For similar problem like
$$(7x-6)^{1/3}+(8+x-x^2)^{1/3}+(x^2-8x-1)^{1/3}=1
$$
You can get $5$ instead of $4$ solutions.
Define $a,b,c$ like Blue's answer. $$\begin{cases} a^3 &= 7x + 1 \\ b^3 &= 8 + x - x^2 \\ c^3 &= x^2 - 8 x - 1 \end{cases} $$ The key of the whole thing is $a^3 + b^3 + c^3 = 8$ which is independent of $x$ and $8 = 2^3$.
If $a + b + c = 2$, we will have $$0 = (a+b+c)^3 - (a^3+b^3+c^3) = 3(a+b)(b+c)(c+a) = 3(2-c)(2-a)(2-b)$$ This implies one of $a, b, c$ is equal to $2$ and hence one of $a^3, b^3, c^3$ is $8$.
- $a^3 = 8 \implies x = 1$,
- $b^3 = 8 \implies x - x^2 = 0 \iff x(x-1) = 0 \implies x = 0 \text{ or } 1$.
- $c^3 = 8 \implies x^2 - 8x = 9 \iff (x-9)(x+1) = 0 \implies x = -1\text{ or } 9$.
As you can see, the first case is a linear equation, it give you one possible solution. The remaining two cases are quadratic equation, each of them given you two possible solutions. This means in principle, you can have $5$ possible solutions. However, one of the solution $x = 1$ has been duplicated, so you are left with $4$ distinct possible solutions.
It remains to check the above 4 possible choice of $x$ are indeed solutions of the original problem. Instead of plugging in the values of $x$ to check it is a solution, let me use $x = 0$ as an example to illustrate the general pattern. In that case $b^3 = 8$ and we have $$a^3 + b^3 + c^3 = 8 \implies a^3 + c^3 = (a+c)(a^2 - ac + c^2) = 0$$ Notice $a, c$ are real numbers, this means $a^2 - ac + c^2 = (a-\frac{c}{2})^2 + \frac34 c^2 \ne 0$ whenever $(a,c) \ne 0$. This implies $ a+c = 0$ and hence $$(a + b + c)^3 = a^3 + b^3 + c^3 = 8 \implies a + b + c = 2$$ As a result, $x = 0$ is indeed a solution.
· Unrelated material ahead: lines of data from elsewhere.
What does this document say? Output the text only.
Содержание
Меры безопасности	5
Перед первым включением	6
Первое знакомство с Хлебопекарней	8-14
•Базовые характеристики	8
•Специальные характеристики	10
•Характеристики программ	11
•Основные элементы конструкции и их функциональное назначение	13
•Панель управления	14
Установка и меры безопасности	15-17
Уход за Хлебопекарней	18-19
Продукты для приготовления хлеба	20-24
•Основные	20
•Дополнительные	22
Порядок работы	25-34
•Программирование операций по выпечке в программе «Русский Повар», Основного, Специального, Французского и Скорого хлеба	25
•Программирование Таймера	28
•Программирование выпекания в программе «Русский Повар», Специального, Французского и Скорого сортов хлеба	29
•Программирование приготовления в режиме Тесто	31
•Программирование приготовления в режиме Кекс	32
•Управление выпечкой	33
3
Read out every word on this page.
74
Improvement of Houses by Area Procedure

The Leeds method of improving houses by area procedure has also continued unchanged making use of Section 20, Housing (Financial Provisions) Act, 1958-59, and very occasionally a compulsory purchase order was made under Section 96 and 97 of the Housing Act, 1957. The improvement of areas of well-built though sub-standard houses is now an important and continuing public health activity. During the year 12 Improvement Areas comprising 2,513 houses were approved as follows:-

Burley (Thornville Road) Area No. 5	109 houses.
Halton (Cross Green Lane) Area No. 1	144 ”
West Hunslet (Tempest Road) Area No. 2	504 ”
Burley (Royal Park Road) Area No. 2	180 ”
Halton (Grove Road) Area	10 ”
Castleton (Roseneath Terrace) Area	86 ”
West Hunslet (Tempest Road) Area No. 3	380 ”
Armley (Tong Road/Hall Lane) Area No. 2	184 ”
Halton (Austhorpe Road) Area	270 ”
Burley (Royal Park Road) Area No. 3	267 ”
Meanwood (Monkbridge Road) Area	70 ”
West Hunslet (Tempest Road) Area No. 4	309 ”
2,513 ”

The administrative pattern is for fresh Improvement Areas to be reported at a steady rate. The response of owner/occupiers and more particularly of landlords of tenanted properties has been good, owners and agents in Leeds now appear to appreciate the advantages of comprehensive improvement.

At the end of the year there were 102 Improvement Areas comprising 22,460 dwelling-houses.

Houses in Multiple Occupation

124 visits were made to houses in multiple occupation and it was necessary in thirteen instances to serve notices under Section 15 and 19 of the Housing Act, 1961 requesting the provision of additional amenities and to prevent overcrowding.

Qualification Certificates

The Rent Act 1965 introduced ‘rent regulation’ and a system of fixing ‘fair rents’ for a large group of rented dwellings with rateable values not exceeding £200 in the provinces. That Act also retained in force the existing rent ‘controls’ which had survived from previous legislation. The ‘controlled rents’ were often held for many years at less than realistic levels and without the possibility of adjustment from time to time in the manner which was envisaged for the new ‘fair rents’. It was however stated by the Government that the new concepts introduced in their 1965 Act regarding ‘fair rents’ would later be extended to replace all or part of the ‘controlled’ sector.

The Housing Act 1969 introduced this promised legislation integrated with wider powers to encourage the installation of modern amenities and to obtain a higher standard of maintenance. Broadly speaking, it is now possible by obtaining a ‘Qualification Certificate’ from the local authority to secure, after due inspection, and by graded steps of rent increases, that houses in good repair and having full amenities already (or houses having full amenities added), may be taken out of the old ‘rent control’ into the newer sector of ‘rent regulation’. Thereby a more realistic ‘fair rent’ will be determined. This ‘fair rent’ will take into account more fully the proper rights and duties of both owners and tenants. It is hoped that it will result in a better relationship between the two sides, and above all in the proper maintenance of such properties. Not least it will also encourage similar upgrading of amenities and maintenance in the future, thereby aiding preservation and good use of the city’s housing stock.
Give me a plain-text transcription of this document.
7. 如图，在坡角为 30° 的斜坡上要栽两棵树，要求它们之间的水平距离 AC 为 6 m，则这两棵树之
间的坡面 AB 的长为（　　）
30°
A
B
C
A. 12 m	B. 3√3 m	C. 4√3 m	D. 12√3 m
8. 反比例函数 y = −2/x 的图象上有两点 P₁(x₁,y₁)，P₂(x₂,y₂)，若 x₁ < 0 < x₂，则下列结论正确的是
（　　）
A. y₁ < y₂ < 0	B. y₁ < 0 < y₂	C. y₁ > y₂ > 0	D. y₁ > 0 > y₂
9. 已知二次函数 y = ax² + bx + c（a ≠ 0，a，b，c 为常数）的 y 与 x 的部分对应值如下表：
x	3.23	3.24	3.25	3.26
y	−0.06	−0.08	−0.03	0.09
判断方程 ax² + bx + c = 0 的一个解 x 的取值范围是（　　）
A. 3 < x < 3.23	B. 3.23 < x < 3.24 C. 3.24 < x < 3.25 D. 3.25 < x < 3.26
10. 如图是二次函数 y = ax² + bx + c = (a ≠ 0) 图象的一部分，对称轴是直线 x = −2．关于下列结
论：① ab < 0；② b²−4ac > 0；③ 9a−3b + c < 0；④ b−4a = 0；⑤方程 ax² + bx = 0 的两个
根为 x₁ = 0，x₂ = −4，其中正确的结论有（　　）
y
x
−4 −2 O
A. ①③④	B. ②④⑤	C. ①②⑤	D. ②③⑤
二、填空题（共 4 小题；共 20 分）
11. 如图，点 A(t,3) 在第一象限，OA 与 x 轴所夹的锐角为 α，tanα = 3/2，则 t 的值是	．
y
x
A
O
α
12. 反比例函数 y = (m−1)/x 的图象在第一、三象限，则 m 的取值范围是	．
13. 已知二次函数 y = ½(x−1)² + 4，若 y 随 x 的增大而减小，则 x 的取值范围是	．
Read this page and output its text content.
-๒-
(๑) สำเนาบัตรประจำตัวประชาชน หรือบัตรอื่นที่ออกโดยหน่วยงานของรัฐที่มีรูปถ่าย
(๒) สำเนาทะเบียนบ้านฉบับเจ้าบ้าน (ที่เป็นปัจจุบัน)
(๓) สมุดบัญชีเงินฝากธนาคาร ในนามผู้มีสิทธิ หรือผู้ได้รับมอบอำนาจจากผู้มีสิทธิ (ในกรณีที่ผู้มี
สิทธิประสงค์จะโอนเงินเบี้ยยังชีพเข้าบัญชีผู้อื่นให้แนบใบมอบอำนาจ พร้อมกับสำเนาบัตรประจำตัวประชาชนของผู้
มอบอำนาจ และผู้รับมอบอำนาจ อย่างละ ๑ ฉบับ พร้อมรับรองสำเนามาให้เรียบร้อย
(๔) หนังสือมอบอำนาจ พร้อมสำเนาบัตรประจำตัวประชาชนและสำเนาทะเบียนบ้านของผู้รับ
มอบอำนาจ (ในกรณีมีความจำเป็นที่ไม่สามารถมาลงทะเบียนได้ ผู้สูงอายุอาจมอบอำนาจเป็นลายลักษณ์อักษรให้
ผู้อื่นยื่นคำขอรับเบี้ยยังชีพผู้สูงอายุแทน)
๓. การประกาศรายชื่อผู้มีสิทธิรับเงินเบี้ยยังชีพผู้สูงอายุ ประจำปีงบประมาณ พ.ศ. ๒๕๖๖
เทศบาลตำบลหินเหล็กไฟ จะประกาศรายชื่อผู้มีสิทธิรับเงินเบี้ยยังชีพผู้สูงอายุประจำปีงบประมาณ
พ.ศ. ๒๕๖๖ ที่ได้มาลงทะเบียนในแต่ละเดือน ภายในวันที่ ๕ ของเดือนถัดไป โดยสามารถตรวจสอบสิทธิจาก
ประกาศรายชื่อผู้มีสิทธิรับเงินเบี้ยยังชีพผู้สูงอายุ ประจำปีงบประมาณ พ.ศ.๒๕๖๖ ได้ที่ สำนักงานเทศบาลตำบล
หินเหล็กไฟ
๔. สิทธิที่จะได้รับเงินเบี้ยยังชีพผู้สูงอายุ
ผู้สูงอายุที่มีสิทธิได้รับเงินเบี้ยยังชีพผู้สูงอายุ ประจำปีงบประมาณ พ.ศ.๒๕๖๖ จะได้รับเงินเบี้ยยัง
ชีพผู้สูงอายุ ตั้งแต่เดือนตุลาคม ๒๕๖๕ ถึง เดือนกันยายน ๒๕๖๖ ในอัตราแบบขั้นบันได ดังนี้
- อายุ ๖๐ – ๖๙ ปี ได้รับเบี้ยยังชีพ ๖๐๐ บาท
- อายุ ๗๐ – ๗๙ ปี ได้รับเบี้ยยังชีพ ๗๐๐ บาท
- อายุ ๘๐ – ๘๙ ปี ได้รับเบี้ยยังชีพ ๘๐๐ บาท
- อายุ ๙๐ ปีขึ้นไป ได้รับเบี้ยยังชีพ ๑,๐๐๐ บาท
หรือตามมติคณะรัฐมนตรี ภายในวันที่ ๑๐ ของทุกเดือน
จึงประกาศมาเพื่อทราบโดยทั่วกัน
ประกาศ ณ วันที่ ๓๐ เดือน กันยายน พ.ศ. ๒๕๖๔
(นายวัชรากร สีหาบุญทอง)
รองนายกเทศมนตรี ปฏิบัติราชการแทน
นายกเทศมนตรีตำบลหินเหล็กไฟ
By a similar argument, the other $3$ choices of $x$ are also solutions of the problem.
Let: $(7x+1)^{1/3} = a,(x^2-8x-1)^{1/3} = b, (8+x-x^2)^{1/3} = c.$
You have: $$\begin{cases} a+b+c = 2 \\ a^3+b^3+c^3 = 8 \end{cases} \Rightarrow a^3+b^3+c^3 = (a+b+c)^3$$ $$ \Leftrightarrow a^3+b^3 = (a+b+c)^3-c^3 = (a+b)[(a+b+c)^2+c(a+b+c)+c^2)]$$ $$ \Leftrightarrow a+b = 0 \text{ or }a^2-ab+b^2 = (a+b+c)^2+c(a+b+c)+c^2 $$
The first case is easy: $a = -b \Leftrightarrow a^3 = -b^3 \Leftrightarrow 7x+1 = x^2-8x-1 \Leftrightarrow ... $
The second case is equivalent to: $$ab+c(a+b)+c^2 = 0 \Leftrightarrow (a+c)(b+c) = 0$$ I guess you can finish the rest.